SECTION 99
Deuxième film et deuxième direct-to-video pour S. Craig Zahler après Bone Tomahawk : Section 99, un film de prison ultraviolent où Vince Vaughn tient l’un de ses meilleurs rôles.
Il est réjouissant d’imaginer les participants à un festival de cinéma aussi noble et installé que celui de Venise assister à la projection de Section 99 (on peut préférer quand même son titre original Brawl in Cell Block 99, soit en VF « bagarre dan la Section 99 »). Il était montré hors compétition lors de la 73e Mostra, en septembre 2017, une édition qui a vu le triomphe d’un autre film de genre, La Forme de l’eau. Si le film de monstre de Guillermo del Toro est romantique et prestigieux, Section 99 de S. Craig Zahler se situe de l’autre côté du spectre. Bradley Thomas, ancien boxeur au tempérament un rien brutal, a une croix tatouée sur l’arrière de son crâne rasé et détruit une bagnole à mains nues dans les cinq premières minutes du film, parce que sa femme menace de le quitter.
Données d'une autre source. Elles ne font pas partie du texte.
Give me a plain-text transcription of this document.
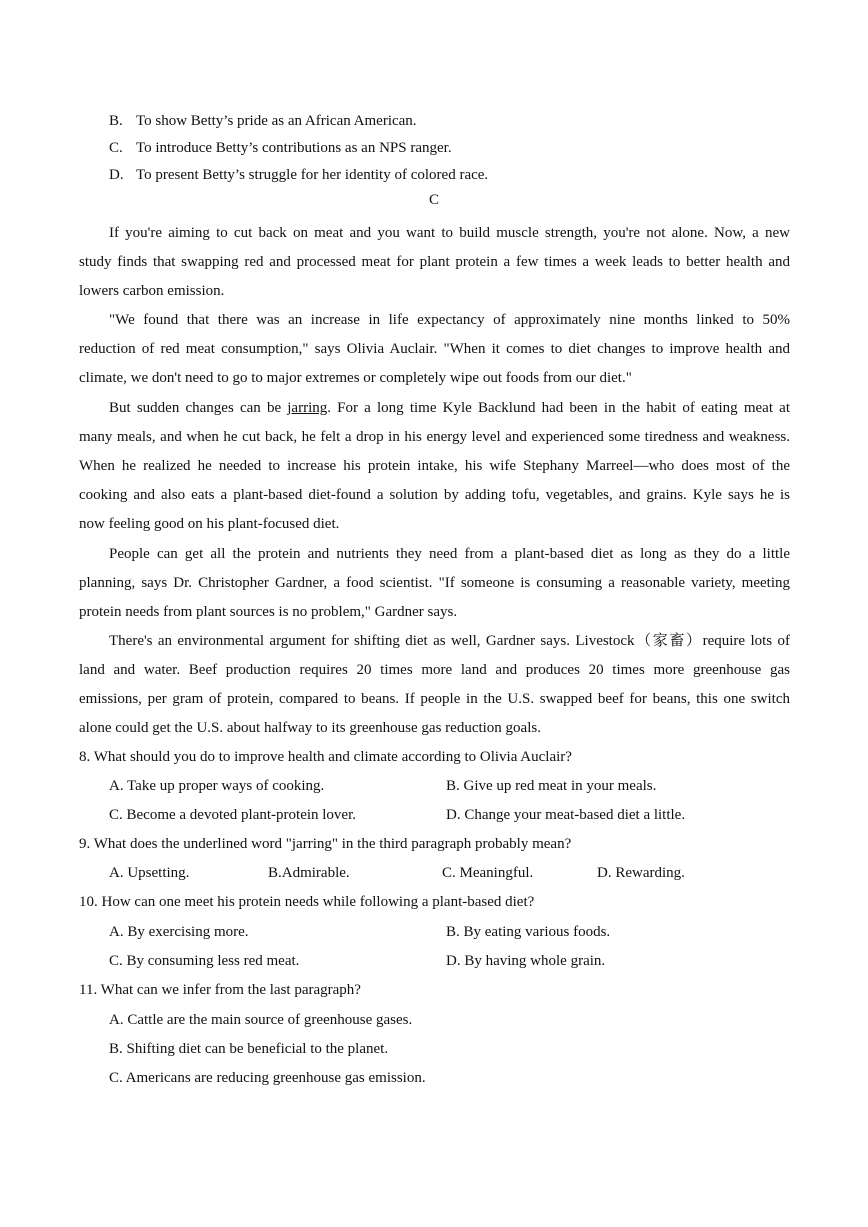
B. To show Betty’s pride as an African American.
C. To introduce Betty’s contributions as an NPS ranger.
D. To present Betty’s struggle for her identity of colored race.
C
If you're aiming to cut back on meat and you want to build muscle strength, you're not alone. Now, a new
study finds that swapping red and processed meat for plant protein a few times a week leads to better health and
lowers carbon emission.
"We found that there was an increase in life expectancy of approximately nine months linked to 50%
reduction of red meat consumption," says Olivia Auclair. "When it comes to diet changes to improve health and
climate, we don't need to go to major extremes or completely wipe out foods from our diet."
But sudden changes can be jarring. For a long time Kyle Backlund had been in the habit of eating meat at
many meals, and when he cut back, he felt a drop in his energy level and experienced some tiredness and weakness.
When he realized he needed to increase his protein intake, his wife Stephany Marreel—who does most of the
cooking and also eats a plant-based diet-found a solution by adding tofu, vegetables, and grains. Kyle says he is
now feeling good on his plant-focused diet.
People can get all the protein and nutrients they need from a plant-based diet as long as they do a little
planning, says Dr. Christopher Gardner, a food scientist. "If someone is consuming a reasonable variety, meeting
protein needs from plant sources is no problem," Gardner says.
There's an environmental argument for shifting diet as well, Gardner says. Livestock（家畜）require lots of
land and water. Beef production requires 20 times more land and produces 20 times more greenhouse gas
emissions, per gram of protein, compared to beans. If people in the U.S. swapped beef for beans, this one switch
alone could get the U.S. about halfway to its greenhouse gas reduction goals.
8. What should you do to improve health and climate according to Olivia Auclair?
A. Take up proper ways of cooking.	B. Give up red meat in your meals.
C. Become a devoted plant-protein lover.	D. Change your meat-based diet a little.
9. What does the underlined word "jarring" in the third paragraph probably mean?
A. Upsetting.	B.Admirable.	C. Meaningful.	D. Rewarding.
10. How can one meet his protein needs while following a plant-based diet?
A. By exercising more.	B. By eating various foods.
C. By consuming less red meat.	D. By having whole grain.
11. What can we infer from the last paragraph?
A. Cattle are the main source of greenhouse gases.
B. Shifting diet can be beneficial to the planet.
C. Americans are reducing greenhouse gas emission.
Viré de son boulot de garagiste, il devient transporteur de drogue pour un parrain local. Après un deal qui tourne à l’embuscade, il refuse de balancer son patron aux flics et se retrouve en prison où il va devoir accepter un marché très dérangeant. Ce qui a commencé comme un drame introspectif façon Lodge Kerrigan se transforme alors en une odyssée carcérale qui amènera le héros jusqu’au fameux « bloc 99 » du titre où sont gardés les détenus les plus violents. Et en parlant de violence, on peut dire que ça cogne. On a rarement vu autant de fractures ouvertes dans un seul film. Section 99 ressemble à un catalogue de la cruauté physique : fracture de bras, écrasage de gueule contre le bitume, lynchage en règle, coup de shotgun dans le buffet... La moindre bagarre finit toujours très mal, mais cette virée barbare est accentuée par le découpage très sobre du film, qui privilégie le plan séquence en cadrant les personnages au plus large. On vous épargne les quinze dernières minutes, d’un gore hallucinant, littéralement jusqu’au-boutiste. Pourtant, d’après notre collègue qui a eu la chance d’assister à la projection vénitienne, « personne n’est sorti de la projection, c’était très calme ».
INHERENT VINCE. Accueil vénitien poli, voire indifférent, et ultraviolence : on comprend mieux pourquoi Section 99 sort chez nous directement en vidéo, ce qui était déjà le cas du précédent film de S. Craig Zahler, l’excellent Bone Tomahawk. D’autant que Section 99 n’a pas le vernis noble du western et l’héroïsme à l’ancienne de ce dernier film. C’est pourtant un morceau de cinéma hyperpuissant, volontairement segmentant (la violence finale sans limite flirte avec le Z) offrant à Vince Vaughn [l’un des acteurs comiques US des années 2000] le rôle de sa vie. Incarnant ce personnage de cogneur de l’extrême avec un naturel troublant, le comédien traverse le film comme une machine de chair et d’os, loyale jusqu’à la mort, que rien ne peut arrêter (sa façon de se déplacer dans le cadre est incroyable). À travers Bradley Thomas, on sent le talent d’écriture et de direction de S. Craig Zahler (également auteur de polars bien crades) qui aime déranger le spectateur dans ses habitudes et son confort face à la fiction. Mine de rien, en deux films, le réalisateur s’est installé comme le nouveau prince du cinéma impur. Comme Bradley, il compte bien aller jusqu’au bout de son projet de cinéma radical et de sa volonté de transgression. Est-ce que ça le condamne pour autant aux limbes du DTV ? Vérification ce mois-ci : son nouveau film, un polar centré sur deux flics virés de la police qui plongent dans l’enfer de la pègre (tiens donc) avec Vince Vaughn et Mel Gibson, est présenté hors compétition au festival de Venise. Ça s’appelle Dragged Across Concrete. Ou, en bon français, « traîné sur le béton ». On attend de voir dans quel état sortiront les festivaliers. En tout cas, ça résume assez bien l’effet que procure la vision d’un film de S. Craig Zahler.